Sunday, June 6, 2010

Another look at the Huntingdon General Election result




Party Candidate 2010 Vote
Notional
2005 Vote
+/-
2010 % Notional
2005 %
+/-
Conservative Jonathan Djanogly 26516 26646 -130 48.9 50.8 -1.9
Liberal Democrat Martin Land 15697 13799 +1898 28.9 26.3 +2.6
Labour Anthea Cox 5982 9821 -3839 11.0 18.7 -7.7
UKIP Ian Curtis 3258 2152 +1106 6.0 4.1 +1.9
Green John Clare 652 0 +652 0 +1.2
APP Carrie Holliman 181 0 +181 0 +0.3
Independent Jonathan Salt 1432 0 +1432 0 +2.6
OMRLP Lord Toby Jug 548 0 +548 0 +1.0
Turnout 54266 52418 65.1 62.5
Majority 10819 12847 -2028 24.5

I thought I would take another look at the final result of the General Election. I'll go through each of the top three parties.
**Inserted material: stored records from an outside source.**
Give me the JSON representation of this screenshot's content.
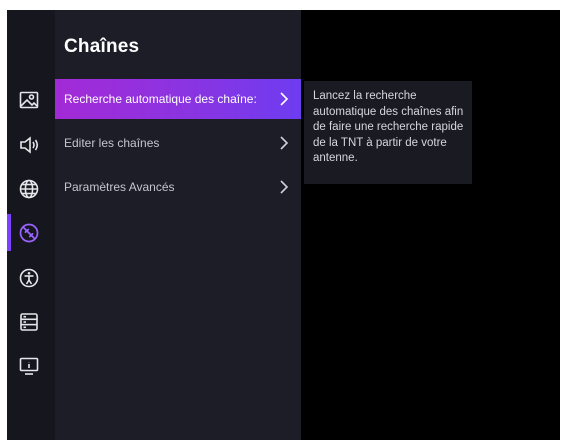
{
  "panel": {
    "title": "Chaînes",
    "items": [
      {
        "label": "Recherche automatique des chaîne:",
        "active": true
      },
      {
        "label": "Editer les chaînes",
        "active": false
      },
      {
        "label": "Paramètres Avancés",
        "active": false
      }
    ]
  },
  "tooltip": {
    "text": "Lancez la recherche automatique des chaînes afin de faire une recherche rapide de la TNT à partir de votre antenne."
  },
  "rail": {
    "icons": [
      "picture-icon",
      "sound-icon",
      "network-globe-icon",
      "channels-icon",
      "accessibility-icon",
      "storage-icon",
      "system-info-icon"
    ],
    "active_icon": "channels-icon"
  },
  "colors": {
    "accent": "#7a42ff",
    "active_gradient_start": "#a32ad6",
    "active_gradient_end": "#6e3cf0",
    "panel_bg": "#1c1d27",
    "rail_bg": "#15161e"
  }
}
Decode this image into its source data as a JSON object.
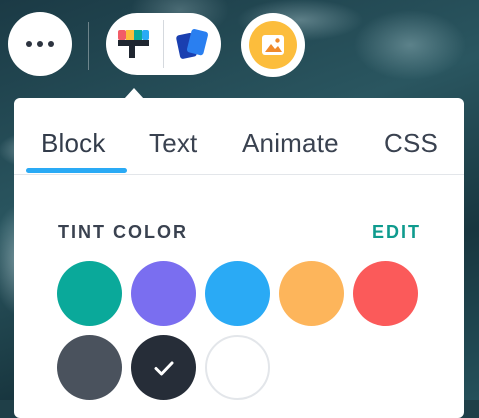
{
  "toolbar": {
    "more_icon": "more-horizontal-icon",
    "brush_icon": "paint-brush-icon",
    "cards_icon": "layers-cards-icon",
    "image_icon": "image-icon"
  },
  "panel": {
    "tabs": [
      {
        "label": "Block",
        "active": true
      },
      {
        "label": "Text",
        "active": false
      },
      {
        "label": "Animate",
        "active": false
      },
      {
        "label": "CSS",
        "active": false
      }
    ],
    "tint": {
      "title": "TINT COLOR",
      "edit_label": "EDIT",
      "swatches": [
        {
          "color": "#0aa99a",
          "selected": false
        },
        {
          "color": "#7a6ef0",
          "selected": false
        },
        {
          "color": "#2aaaf5",
          "selected": false
        },
        {
          "color": "#fdb55b",
          "selected": false
        },
        {
          "color": "#fb5a5a",
          "selected": false
        },
        {
          "color": "#4a525d",
          "selected": false
        },
        {
          "color": "#262d38",
          "selected": true
        },
        {
          "color": "#ffffff",
          "selected": false
        }
      ]
    }
  },
  "colors": {
    "accent": "#2aaaf5",
    "edit": "#0f9b8e",
    "image_button": "#fcbd3c"
  }
}
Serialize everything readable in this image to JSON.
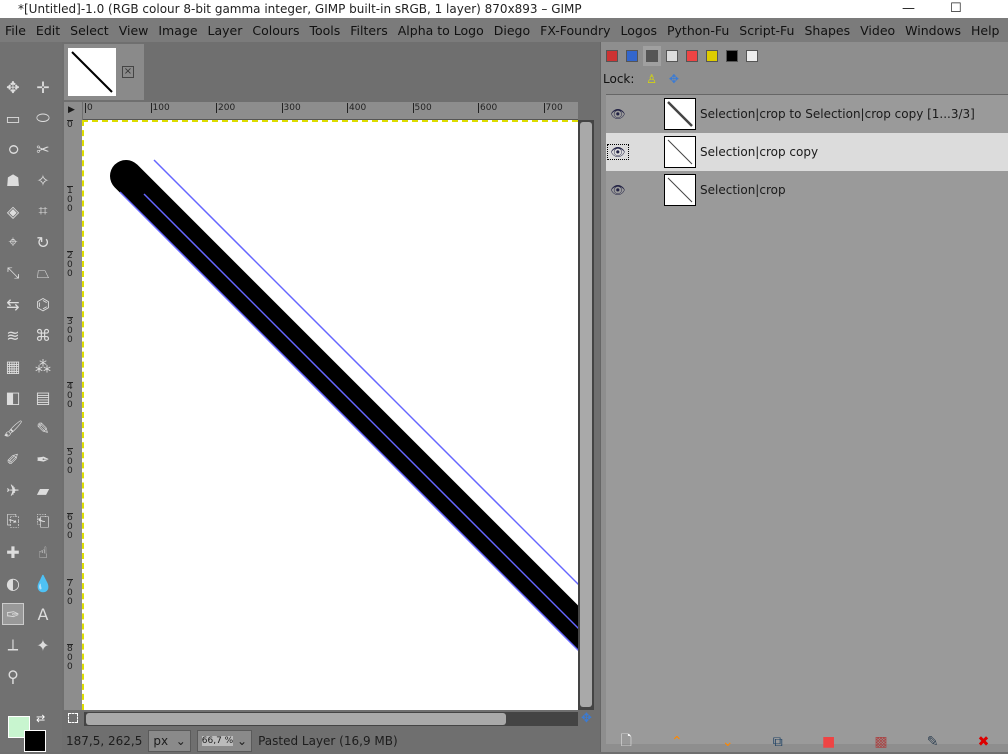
{
  "window": {
    "title": "*[Untitled]-1.0 (RGB colour 8-bit gamma integer, GIMP built-in sRGB, 1 layer) 870x893 – GIMP",
    "minimize": "—",
    "maximize": "☐"
  },
  "menu": [
    "File",
    "Edit",
    "Select",
    "View",
    "Image",
    "Layer",
    "Colours",
    "Tools",
    "Filters",
    "Alpha to Logo",
    "Diego",
    "FX-Foundry",
    "Logos",
    "Python-Fu",
    "Script-Fu",
    "Shapes",
    "Video",
    "Windows",
    "Help"
  ],
  "tools": [
    "move-tool",
    "alignment-tool",
    "rect-select-tool",
    "ellipse-select-tool",
    "free-select-tool",
    "scissors-select-tool",
    "foreground-select-tool",
    "fuzzy-select-tool",
    "color-select-tool",
    "crop-tool",
    "unified-transform-tool",
    "rotate-tool",
    "scale-tool",
    "perspective-tool",
    "flip-tool",
    "cage-tool",
    "warp-tool",
    "handle-transform-tool",
    "gegl-tool",
    "nodes-tool",
    "bucket-fill-tool",
    "gradient-tool",
    "paintbrush-tool",
    "pencil-tool",
    "color-picker-tool",
    "ink-tool",
    "airbrush-tool",
    "eraser-tool",
    "clone-tool",
    "perspective-clone-tool",
    "heal-tool",
    "smudge-tool",
    "dodge-burn-tool",
    "blur-tool",
    "paths-tool",
    "text-tool",
    "measure-tool",
    "mypaint-brush-tool",
    "zoom-tool"
  ],
  "colors": {
    "foreground": "#c8f5cf",
    "background": "#000000",
    "canvas": "#ffffff",
    "path": "#6666ff"
  },
  "image_tab": {
    "close": "×"
  },
  "ruler": {
    "h": [
      "0",
      "100",
      "200",
      "300",
      "400",
      "500",
      "600",
      "700"
    ],
    "v": [
      "0",
      "100",
      "200",
      "300",
      "400",
      "500",
      "600",
      "700",
      "800"
    ]
  },
  "status": {
    "coords": "187,5, 262,5",
    "unit": "px",
    "zoom": "66,7 %",
    "info": "Pasted Layer (16,9 MB)"
  },
  "panel": {
    "tabs": [
      "layers",
      "channels",
      "paths",
      "undo-history",
      "colormap",
      "undo",
      "brushes",
      "pointer"
    ],
    "lock_label": "Lock:",
    "paths": [
      {
        "name": "Selection|crop to Selection|crop copy [1...3/3]",
        "visible": true,
        "active": false
      },
      {
        "name": "Selection|crop copy",
        "visible": true,
        "active": true
      },
      {
        "name": "Selection|crop",
        "visible": true,
        "active": false
      }
    ],
    "actions": [
      "new-path",
      "raise-path",
      "lower-path",
      "duplicate-path",
      "path-to-selection",
      "selection-to-path",
      "stroke-path",
      "delete-path"
    ]
  }
}
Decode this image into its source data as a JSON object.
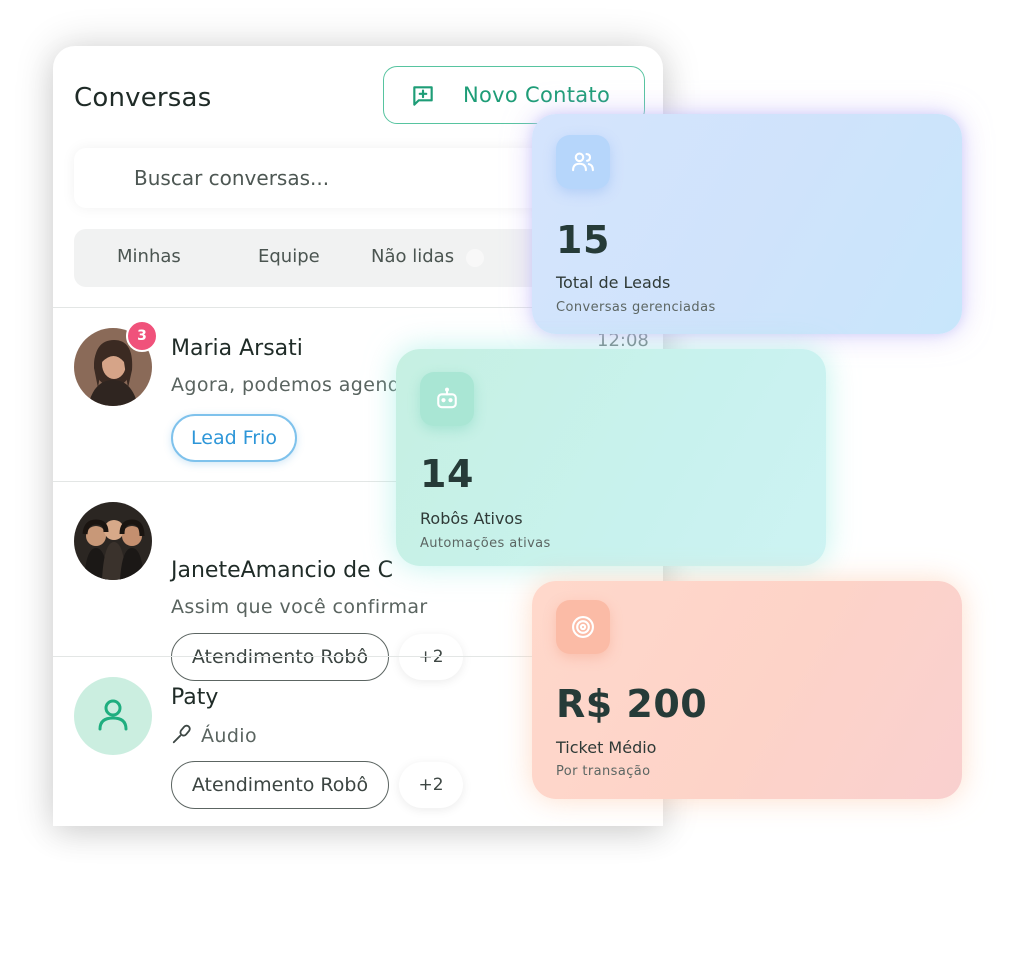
{
  "panel": {
    "title": "Conversas",
    "new_contact_label": "Novo Contato",
    "search_placeholder": "Buscar conversas...",
    "filters": [
      "Minhas",
      "Equipe",
      "Não lidas"
    ]
  },
  "conversations": [
    {
      "name": "Maria Arsati",
      "preview": "Agora, podemos agenda",
      "time": "12:08",
      "unread_count": "3",
      "tag": "Lead Frio"
    },
    {
      "name": "JaneteAmancio de C",
      "preview": "Assim que você confirmar",
      "tag": "Atendimento Robô",
      "more": "+2"
    },
    {
      "name": "Paty",
      "preview": "Áudio",
      "tag": "Atendimento Robô",
      "more": "+2"
    }
  ],
  "cards": [
    {
      "value": "15",
      "label": "Total de Leads",
      "sub": "Conversas gerenciadas",
      "icon": "users-icon",
      "color": "#cfe3fb"
    },
    {
      "value": "14",
      "label": "Robôs Ativos",
      "sub": "Automações ativas",
      "icon": "robot-icon",
      "color": "#c6f0e2"
    },
    {
      "value": "R$ 200",
      "label": "Ticket Médio",
      "sub": "Por transação",
      "icon": "target-icon",
      "color": "#fdd3c8"
    }
  ],
  "colors": {
    "accent": "#1e9d77",
    "badge": "#f0527b",
    "tag_blue": "#2d96d8"
  }
}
The Conservatives: The Djanogly vote held up extremely well. Far better than I expected. His percentage dropped slightly by 1.9%. In comparison to other seats surrounding Huntingdon the Conservative increases are:
North West Cambridgeshire: +4.8% 
North East Cambridgeshire: +4.6%
South Cambridgeshire: +2.7%
North East Bedfordshire: +5.9%
Djanogly's -1.9% is not good, but not a killer. Having been returned this represents an end to his expenses' problems.

The Liberal Democrats: Martin Land made some progress but not that much. All the hype over the leadership debates didn't materialise. The 2.6% increase doesn't seem much. In comparison:
North West Cambridgeshire: -1.8% 
North East Cambridgeshire: +3.0%
South Cambridgeshire: +4.7%
North East Bedfordshire: +0.9%

The Martin Land campaign was mainly aimed at attracting Labour supporters. Obviously, from the result, this is what he achieved. Adding 2.6% to this total is minor and is mid-range of what was achieved from surrounding constituencies. 

Throughout this campaign I though Martin Land was aiming at the wrong people if he wanted to win! Martin Land had a go at me. He said:

"I’m told that somebody who knows far more about politics than me thinks that my being Agent for some of my colleagues and for our Disttrict Candidates compromises my ability to stand for Parliament. But, you see, it’s my job. And like most (though not all) candidates in this election, I have to earn my keep. Actually, when you have 37 years of campaigning behind you, these tasks are relatively routine and don’t prevent me from doing a very serious job as a parliamentary candidate as a some people will perhaps be surprised to see on May 7th."

At 2.6% this wasn't a very good job. The anti-conservative theme is something Martin Land has longed believed. In a blog Martin said:

"that the Tories remain a coalition between the blatantly self-interested, closet racists, and homophobes.."


I know Eynesbury was a local election campaign but Steve van de Kerkhove ran a pretty much non attack campaign which didn't call for Labour support. He did very well with an 8.7% increase.

Whilst bombarded with literature, the Liberal Democrats ran a lack lustre campaign and may very well have been campaigning elsewhere. 

Labour: This was always going to be a bad campaign for Labour. Anthea did quite well by only allowing the vote to drop by 7.7% instead of 11%. Not good, but could have been worse.